In buona sostanza in molti partono e la sensazione è che lascino dei vuoti ben oltre quello della perduta presenza fisica. E, come nel caso di Pedersoli, un vuoto nella capacità di immaginare soluzioni che, come nel caso dei suoi personaggi, consistevano di semplicità, di buon senso e di praticità. Anni luce oramai ci separano da quel mondo. Ma non siamo andati avanti, non siamo progrediti. La saga dello sganassone era in definitiva una dolce e simpatica parentesi prima di tornare all’uso di attrezzi ben più conosciuti.
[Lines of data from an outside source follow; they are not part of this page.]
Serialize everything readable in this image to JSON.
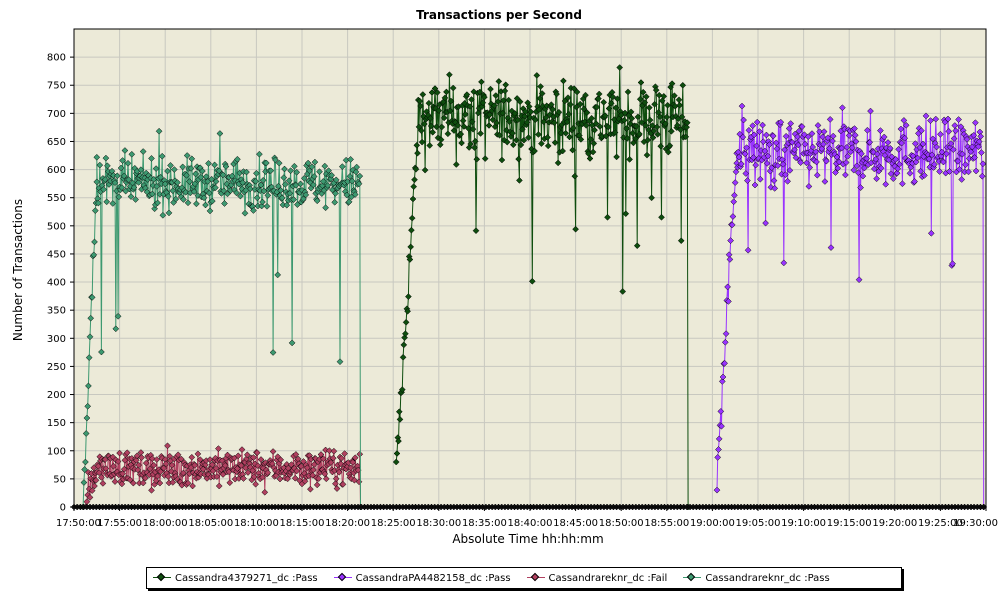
{
  "chart_data": {
    "type": "scatter",
    "title": "Transactions per Second",
    "xlabel": "Absolute Time hh:hh:mm",
    "ylabel": "Number of Transactions",
    "ylim": [
      0,
      850
    ],
    "xlim_minutes": [
      0,
      100
    ],
    "yticks": [
      0,
      50,
      100,
      150,
      200,
      250,
      300,
      350,
      400,
      450,
      500,
      550,
      600,
      650,
      700,
      750,
      800
    ],
    "xticks": [
      "17:50:00",
      "17:55:00",
      "18:00:00",
      "18:05:00",
      "18:10:00",
      "18:15:00",
      "18:20:00",
      "18:25:00",
      "18:30:00",
      "18:35:00",
      "18:40:00",
      "18:45:00",
      "18:50:00",
      "18:55:00",
      "19:00:00",
      "19:05:00",
      "19:10:00",
      "19:15:00",
      "19:20:00",
      "19:25:00",
      "19:30:00"
    ],
    "grid": true,
    "legend_position": "bottom",
    "plot_background": "#ecead8",
    "series": [
      {
        "name": "Cassandra4379271_dc  :Pass",
        "color": "#0e4d0e",
        "segments": [
          {
            "start": "18:25:20",
            "end": "18:27:50",
            "ramp_from": 60,
            "ramp_to": 700
          },
          {
            "start": "18:27:50",
            "end": "18:57:20",
            "mean": 690,
            "spread": 35,
            "min": 380,
            "max": 840
          }
        ]
      },
      {
        "name": "CassandraPA4482158_dc  :Pass",
        "color": "#9933ff",
        "segments": [
          {
            "start": "19:00:30",
            "end": "19:02:40",
            "ramp_from": 50,
            "ramp_to": 640
          },
          {
            "start": "19:02:40",
            "end": "19:29:40",
            "mean": 630,
            "spread": 30,
            "min": 390,
            "max": 715
          }
        ]
      },
      {
        "name": "Cassandrareknr_dc  :Fail",
        "color": "#b04060",
        "segments": [
          {
            "start": "17:51:20",
            "end": "17:52:20",
            "ramp_from": 0,
            "ramp_to": 70
          },
          {
            "start": "17:52:20",
            "end": "18:21:20",
            "mean": 70,
            "spread": 15,
            "min": 25,
            "max": 120
          }
        ]
      },
      {
        "name": "Cassandrareknr_dc  :Pass",
        "color": "#3d9970",
        "segments": [
          {
            "start": "17:51:00",
            "end": "17:52:30",
            "ramp_from": 0,
            "ramp_to": 600
          },
          {
            "start": "17:52:30",
            "end": "18:21:20",
            "mean": 575,
            "spread": 22,
            "min": 255,
            "max": 675
          }
        ]
      }
    ]
  }
}
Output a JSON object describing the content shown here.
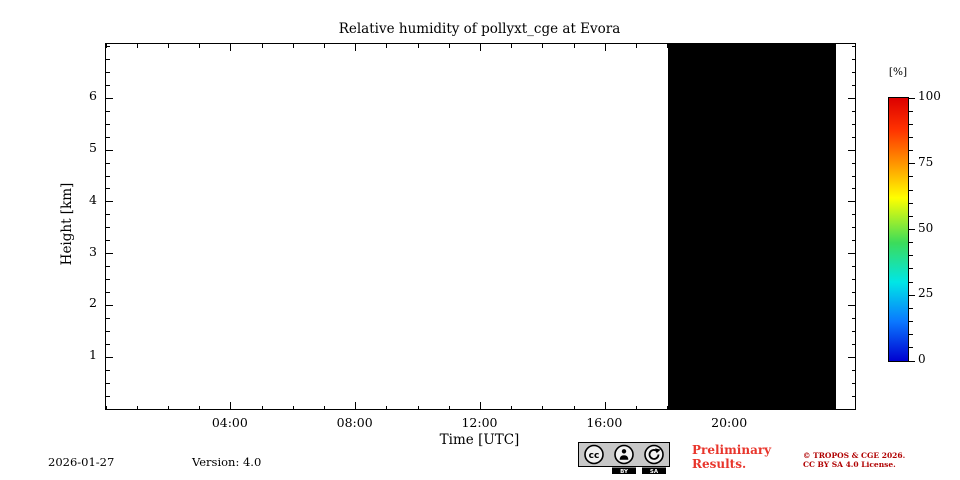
{
  "chart_data": {
    "type": "heatmap",
    "title": "Relative humidity of pollyxt_cge at Evora",
    "xlabel": "Time [UTC]",
    "ylabel": "Height [km]",
    "x_range_hours": [
      0,
      24
    ],
    "y_range_km": [
      0,
      7.05
    ],
    "x_major_ticks": [
      {
        "hour": 4,
        "label": "04:00"
      },
      {
        "hour": 8,
        "label": "08:00"
      },
      {
        "hour": 12,
        "label": "12:00"
      },
      {
        "hour": 16,
        "label": "16:00"
      },
      {
        "hour": 20,
        "label": "20:00"
      }
    ],
    "x_minor_tick_interval_hours": 1,
    "y_major_ticks": [
      {
        "km": 1,
        "label": "1"
      },
      {
        "km": 2,
        "label": "2"
      },
      {
        "km": 3,
        "label": "3"
      },
      {
        "km": 4,
        "label": "4"
      },
      {
        "km": 5,
        "label": "5"
      },
      {
        "km": 6,
        "label": "6"
      }
    ],
    "y_minor_tick_interval_km": 0.25,
    "grid": false,
    "plot_background": "#ffffff",
    "data_regions": [
      {
        "x_start_hour": 18.0,
        "x_end_hour": 23.4,
        "y_start_km": 0,
        "y_end_km": 7.05,
        "fill": "#000000"
      }
    ],
    "colorbar": {
      "label": "[%]",
      "min": 0,
      "max": 100,
      "major_ticks": [
        {
          "value": 0,
          "label": "0"
        },
        {
          "value": 25,
          "label": "25"
        },
        {
          "value": 50,
          "label": "50"
        },
        {
          "value": 75,
          "label": "75"
        },
        {
          "value": 100,
          "label": "100"
        }
      ],
      "minor_tick_interval": 5,
      "gradient_stops": [
        {
          "pos": 0.0,
          "color": "#0000d0"
        },
        {
          "pos": 0.15,
          "color": "#0a78ff"
        },
        {
          "pos": 0.3,
          "color": "#00e6e6"
        },
        {
          "pos": 0.45,
          "color": "#3cdc5a"
        },
        {
          "pos": 0.62,
          "color": "#ffff00"
        },
        {
          "pos": 0.75,
          "color": "#ff9600"
        },
        {
          "pos": 0.88,
          "color": "#ff3200"
        },
        {
          "pos": 1.0,
          "color": "#dc0000"
        }
      ]
    }
  },
  "footer": {
    "date": "2026-01-27",
    "version": "Version: 4.0",
    "preliminary_line1": "Preliminary",
    "preliminary_line2": "Results.",
    "preliminary_color": "#e8352b",
    "copyright_line1": "© TROPOS & CGE 2026.",
    "copyright_line2": "CC BY SA 4.0 License.",
    "copyright_color": "#b00000",
    "license_badge": {
      "name": "CC BY-SA",
      "cc": "cc",
      "sub_labels": [
        "BY",
        "SA"
      ]
    }
  }
}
L’unica evoluzione che potrebbe invero rappresentarci è quella che ci ha portato “dalla freccia al cannone”.
Nemmeno i geni più alti seppero a loro tempo dimenticarsi di destinare il proprio ingegno alla guerra tanto la stessa è parte del dna. Da Leonardo da Vinci con il primo carro armato ad Enrico Fermi e compagni con la bomba atomica, tutti hanno reputato che pur dedicandosi alla scienza più pura, al momento in cui tale scienza fosse caduta nel mondo subalterno delle applicazioni, non avrebbe potuto esentarsi da una qualche applicazione bellica. E se fossero rimasti invece ai sani schiaffoni? Ce lo saremmo forse meritato e probabilmente altri oggi sarebbero i più forti e non necessariamente i più “grossi” quanto i più intelligenti, come forse, quelli che in questo momento stanno decidendo di uscire da certi consessi.
Non è capacità di autocritica la loro ma certo è cautela, senso di disagio per strade che non accennano a prendere diverse direzioni ma, anzi, persistono ad inoltrarsi attraverso una globale strategia che sta – ancora una volta – assumendo i toni della strategia del terrore, verso uno sconosciuto caos di fronte al quale forse, il nostro “castigatore buono”, sentendosi inadatto e inascoltato, ha scelto, stavolta, di non alzare le mani, prima che il gesto venisse interpretato come un segno di resa.